In the commercial, all heartwarming front porches and grampaw and
grammaw and cute kids and leafy country roads and pickup trucks, Hutchinson
reminds us about something called the "Social Security Benefits Guarantee Act."
Thanks to Sen. Tim, old folks can rest easy. Their payroll taxes won't be
squandered on tax refunds for George W. Bush's campaign contributors.
No yachts, no second homes in Aspen. at grampaw and grammaw's expense,
no sir. Sen. Tim has done rode to the rescue.

An innocent bystander might wonder if Hutchinson was fixing to run
against Pryor in the Democratic primary. Except, get this, there's no such
law as the "Social Security Benefits Guarantee Act." It exists purely as a
figment of his imagination. Hut-chinson introduced it as SB 806 on May 1,
2001. With no co-sponsors in either party, it's defunct-an election-year
shuttlecock batted into the air to fall harmlessly to the ground. Even if
enacted, John Brummett pointed out in the Arkansas Times, the government
would send you a meaningless IOU. Period.

Then there's Asa, the drug warrior. So far his biggest accomplishment
has been a fiat banning hempseed oil from potato chips because it's derived
from the same species of plant as marijuana. As Dave Barry says, I am not
making this up. (Nor that Asa's boss, Attorney General John Ashcroft, has
ordered $8000 drapes to hide a naked female breast on an art deco statue
at the Justice Department. Wouldn't a WonderBra be cheaper?

Columnist Andrew Tobias reports that Ashcroft dispatches aides to remove
calico cats from places he speaks. He supposedly considers the animals
emissaries from Satan. Nobody could make that up.) Anyhow, for potheads
who scarf potato chips in 600 lb round bales to get a buzz, the hemp ban has a
loophole. Hutchinson's order doesn't extend to clothing. In a pinch, you
could eat your hat.

Anyhow, Asa was interviewed on KUAR-FM, Little Rock's NPR station,
on Jan. 25. Host Lisa Ferrell asked him about "rumors" that the Bush
Administration paid Afghanistan's Taliban rulers millions to suppress the
cultivation of heroin poppies before the Sept. 11 terrorist attacks.
"Did we make payments to the Taliban?" she asked.

"No," Hutchinson said. He added that the Mullahs only pretended to
ban poppy growing to con the west into giving them economic aid while
covertly driving up the worldwide price of heroin. (A textbook example
of the drug war's sheer futility, actually.)

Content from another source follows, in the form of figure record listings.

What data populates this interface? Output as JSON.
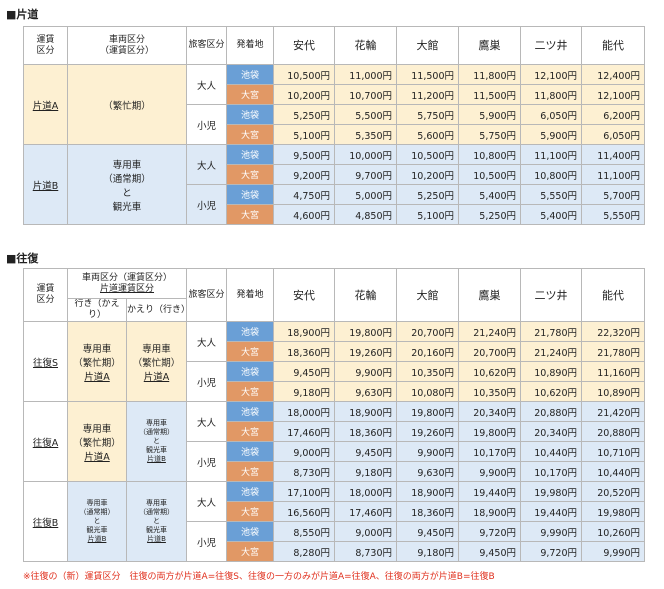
{
  "oneway": {
    "title": "■片道",
    "header": {
      "fare_class_l1": "運賃",
      "fare_class_l2": "区分",
      "vehicle_l1": "車両区分",
      "vehicle_l2": "（運賃区分）",
      "passenger": "旅客区分",
      "origin": "発着地"
    },
    "destinations": [
      "安代",
      "花輪",
      "大館",
      "鷹巣",
      "二ツ井",
      "能代"
    ],
    "groups": [
      {
        "label": "片道A",
        "vehicle_l1": "（繁忙期）",
        "rows": [
          {
            "pax": "大人",
            "stop": "池袋",
            "fares": [
              "10,500円",
              "11,000円",
              "11,500円",
              "11,800円",
              "12,100円",
              "12,400円"
            ]
          },
          {
            "pax": "",
            "stop": "大宮",
            "fares": [
              "10,200円",
              "10,700円",
              "11,200円",
              "11,500円",
              "11,800円",
              "12,100円"
            ]
          },
          {
            "pax": "小児",
            "stop": "池袋",
            "fares": [
              "5,250円",
              "5,500円",
              "5,750円",
              "5,900円",
              "6,050円",
              "6,200円"
            ]
          },
          {
            "pax": "",
            "stop": "大宮",
            "fares": [
              "5,100円",
              "5,350円",
              "5,600円",
              "5,750円",
              "5,900円",
              "6,050円"
            ]
          }
        ]
      },
      {
        "label": "片道B",
        "vehicle_l1": "専用車",
        "vehicle_l2": "（通常期）",
        "vehicle_l3": "と",
        "vehicle_l4": "観光車",
        "rows": [
          {
            "pax": "大人",
            "stop": "池袋",
            "fares": [
              "9,500円",
              "10,000円",
              "10,500円",
              "10,800円",
              "11,100円",
              "11,400円"
            ]
          },
          {
            "pax": "",
            "stop": "大宮",
            "fares": [
              "9,200円",
              "9,700円",
              "10,200円",
              "10,500円",
              "10,800円",
              "11,100円"
            ]
          },
          {
            "pax": "小児",
            "stop": "池袋",
            "fares": [
              "4,750円",
              "5,000円",
              "5,250円",
              "5,400円",
              "5,550円",
              "5,700円"
            ]
          },
          {
            "pax": "",
            "stop": "大宮",
            "fares": [
              "4,600円",
              "4,850円",
              "5,100円",
              "5,250円",
              "5,400円",
              "5,550円"
            ]
          }
        ]
      }
    ]
  },
  "roundtrip": {
    "title": "■往復",
    "header": {
      "fare_class_l1": "運賃",
      "fare_class_l2": "区分",
      "vehicle_l1": "車両区分（運賃区分）",
      "vehicle_l2": "片道運賃区分",
      "go": "行き（かえり）",
      "back": "かえり（行き）",
      "passenger": "旅客区分",
      "origin": "発着地"
    },
    "destinations": [
      "安代",
      "花輪",
      "大館",
      "鷹巣",
      "二ツ井",
      "能代"
    ],
    "groups": [
      {
        "label": "往復S",
        "go": {
          "l1": "専用車",
          "l2": "（繁忙期）",
          "l3": "片道A"
        },
        "back": {
          "l1": "専用車",
          "l2": "（繁忙期）",
          "l3": "片道A"
        },
        "rows": [
          {
            "pax": "大人",
            "stop": "池袋",
            "fares": [
              "18,900円",
              "19,800円",
              "20,700円",
              "21,240円",
              "21,780円",
              "22,320円"
            ]
          },
          {
            "pax": "",
            "stop": "大宮",
            "fares": [
              "18,360円",
              "19,260円",
              "20,160円",
              "20,700円",
              "21,240円",
              "21,780円"
            ]
          },
          {
            "pax": "小児",
            "stop": "池袋",
            "fares": [
              "9,450円",
              "9,900円",
              "10,350円",
              "10,620円",
              "10,890円",
              "11,160円"
            ]
          },
          {
            "pax": "",
            "stop": "大宮",
            "fares": [
              "9,180円",
              "9,630円",
              "10,080円",
              "10,350円",
              "10,620円",
              "10,890円"
            ]
          }
        ]
      },
      {
        "label": "往復A",
        "go": {
          "l1": "専用車",
          "l2": "（繁忙期）",
          "l3": "片道A"
        },
        "back": {
          "l1": "専用車",
          "l2": "（通常期）",
          "l3": "と",
          "l4": "観光車",
          "l5": "片道B"
        },
        "rows": [
          {
            "pax": "大人",
            "stop": "池袋",
            "fares": [
              "18,000円",
              "18,900円",
              "19,800円",
              "20,340円",
              "20,880円",
              "21,420円"
            ]
          },
          {
            "pax": "",
            "stop": "大宮",
            "fares": [
              "17,460円",
              "18,360円",
              "19,260円",
              "19,800円",
              "20,340円",
              "20,880円"
            ]
          },
          {
            "pax": "小児",
            "stop": "池袋",
            "fares": [
              "9,000円",
              "9,450円",
              "9,900円",
              "10,170円",
              "10,440円",
              "10,710円"
            ]
          },
          {
            "pax": "",
            "stop": "大宮",
            "fares": [
              "8,730円",
              "9,180円",
              "9,630円",
              "9,900円",
              "10,170円",
              "10,440円"
            ]
          }
        ]
      },
      {
        "label": "往復B",
        "go": {
          "l1": "専用車",
          "l2": "（通常期）",
          "l3": "と",
          "l4": "観光車",
          "l5": "片道B"
        },
        "back": {
          "l1": "専用車",
          "l2": "（通常期）",
          "l3": "と",
          "l4": "観光車",
          "l5": "片道B"
        },
        "rows": [
          {
            "pax": "大人",
            "stop": "池袋",
            "fares": [
              "17,100円",
              "18,000円",
              "18,900円",
              "19,440円",
              "19,980円",
              "20,520円"
            ]
          },
          {
            "pax": "",
            "stop": "大宮",
            "fares": [
              "16,560円",
              "17,460円",
              "18,360円",
              "18,900円",
              "19,440円",
              "19,980円"
            ]
          },
          {
            "pax": "小児",
            "stop": "池袋",
            "fares": [
              "8,550円",
              "9,000円",
              "9,450円",
              "9,720円",
              "9,990円",
              "10,260円"
            ]
          },
          {
            "pax": "",
            "stop": "大宮",
            "fares": [
              "8,280円",
              "8,730円",
              "9,180円",
              "9,450円",
              "9,720円",
              "9,990円"
            ]
          }
        ]
      }
    ]
  },
  "note": "※往復の（新）運賃区分　往復の両方が片道A=往復S、往復の一方のみが片道A=往復A、往復の両方が片道B=往復B",
  "colors": {
    "ikebukuro": "#6a9fd6",
    "omiya": "#e19865",
    "typeA_bg": "#fdf0d2",
    "typeB_bg": "#dde9f6",
    "note_text": "#e0301e"
  },
  "dest_colors": [
    "#fdf9c8",
    "#eef4d6",
    "#fce9ef",
    "#dff2ee",
    "#e4e9f1",
    "#e7e3f6"
  ]
}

"It was really an insincere gesture on their part," he said.
"But it was, I think, motivated by the hope that they would get more
international assistance."

He emphasized the word "hope," as if to imply that the scheme hadn't worked.
"Did we provide additional international assistance?" Ferrell persisted.

Asa got cute. "I couldn't answer that specifically," he said.  "The United Nations
may have provided some help to them and the State Department may have. But it
did not flow through the Drug Enforcement Administration, so I'm not aware of
exactly what transpired."

As a public service, I suggest Hutchinson consult one Steven Casteel, the
assistant administrator for intelligence at the DEA.  Casteel was quoted in an article
headlined "Taliban's Ban on Poppy a Success, US Aides Say" in The New York Times,
May 18, 2001. Also mentioned was Secretary of State Colin L. Powell's announcement
of a $43 million grant to Afghanistan specifically tied to heroin eradication."We will
continue to look for ways to provide more assistance to the Afghans," Powell said
"including those farmers who have felt the impact of the ban on poppy cultivation,
a decision by the Taliban that we welcome."

On May 24, the Times ran a front page piece by a reporter who visited Afghasistan's
barren poppy fields and noted that a regime known for whipping women for exposing their
ankles, jailing men for trimming their beards, and holding public executions in soccer
stadiums had no trouble enforcing the ban. The article noted that bricks of heroin were
readily for sale in Kandahar and rapidly escalating in value.

Funding the Taliban is something the Bush administration doesn't like to talk about.